Die Kriegsflüchtlinge aus dem Südsudan treffen in Uganda auf eine große Hilfsbereitschaft und Solidarität. Das selbst ehemals von Bürgerkriegen gebeutelte Land fördert die Integration der Flüchtlinge in Gemeinden durch verschiedene gemeinsame Aktionen. Um ein friedvolles Miteinander zu stärken und Konflikten vorzubeugen, unterstützt das DRK „Friedenskomitees“, die z. B. im Radio für ein konstruktives Zusammenleben zwischen den Neuankömmlingen und der einheimischen Bevölkerung werben. Als längerfristige Hilfe führt das DRK landwirtschaftliche Schulungen durch und verteilt Saatgut und Ackerbaugeräte. Damit wird den geflüchteten Menschen eine eigenständige Lebensgrundlage in ihrem neuen Umfeld ermöglicht.

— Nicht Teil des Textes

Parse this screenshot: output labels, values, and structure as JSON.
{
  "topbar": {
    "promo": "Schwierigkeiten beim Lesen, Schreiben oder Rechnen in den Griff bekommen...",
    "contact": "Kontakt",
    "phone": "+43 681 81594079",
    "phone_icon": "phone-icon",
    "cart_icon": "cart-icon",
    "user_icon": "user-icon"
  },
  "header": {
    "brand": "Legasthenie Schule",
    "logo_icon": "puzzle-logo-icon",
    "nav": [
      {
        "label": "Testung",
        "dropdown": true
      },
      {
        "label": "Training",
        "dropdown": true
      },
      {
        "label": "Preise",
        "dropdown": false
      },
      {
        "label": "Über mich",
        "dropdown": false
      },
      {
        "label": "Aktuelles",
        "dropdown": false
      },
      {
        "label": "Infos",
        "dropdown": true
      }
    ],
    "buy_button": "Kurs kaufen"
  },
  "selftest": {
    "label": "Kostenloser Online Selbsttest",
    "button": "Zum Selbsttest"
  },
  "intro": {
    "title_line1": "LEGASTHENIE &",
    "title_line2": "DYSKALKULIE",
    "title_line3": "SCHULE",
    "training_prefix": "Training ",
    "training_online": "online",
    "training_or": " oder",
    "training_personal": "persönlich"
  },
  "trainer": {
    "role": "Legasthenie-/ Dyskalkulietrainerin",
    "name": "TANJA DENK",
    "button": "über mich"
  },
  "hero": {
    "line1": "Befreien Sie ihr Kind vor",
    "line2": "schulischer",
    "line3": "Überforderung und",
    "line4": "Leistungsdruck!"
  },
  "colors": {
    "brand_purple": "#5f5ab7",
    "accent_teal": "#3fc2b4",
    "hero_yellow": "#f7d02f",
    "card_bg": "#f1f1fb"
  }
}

Für eine gute Nachbarschaft ist es wichtig, dass die lokale Bevölkerung in die Planungen miteinbezogen wird und ebenfalls von der Hilfe profitiert. „Wir bohren Brunnen – nicht nur für Flüchtlinge, sondern auch für die Menschen vor Ort, erläutert DRK-Mitarbeiter für Uganda, Krischan Markowa. „Denn ein sicherer Zugang zu Trinkwasser ist gut für alle.“

DRK-Vizepräsidentin Donata Freifrau Schenck zu Schweinsberg zu Besuch in einer Flüchtlingsgemeinde in Adjumani, Uganda.

Ein Jahrzehnt humanitäre Hilfe in Uganda

Das humanitäre Engagement des DRK hat im Jahr 2006 mit der Verteilung von Hilfsgütern für Binnenflüchtlinge des Bürgerkrieges im Nordwesten begonnen. Es folgten gemeinsame Hilfsaktionen mit dem Ugandischen Roten Kreuz bei Überflutungen. Zu den aktuellen und längerfristigen Programmen in Uganda gehören die Unterstützung von Flüchtlingen, Binnenvertriebenen und Rückkehrern, Trinkwasserund Sanitärprojekte, landwirtschaftliche Projekte zur Ernährungssicherung und Anpassung an den Klimawandel, Maßnahmen zur Katastrophenvorsorge und Konfliktvermeidung.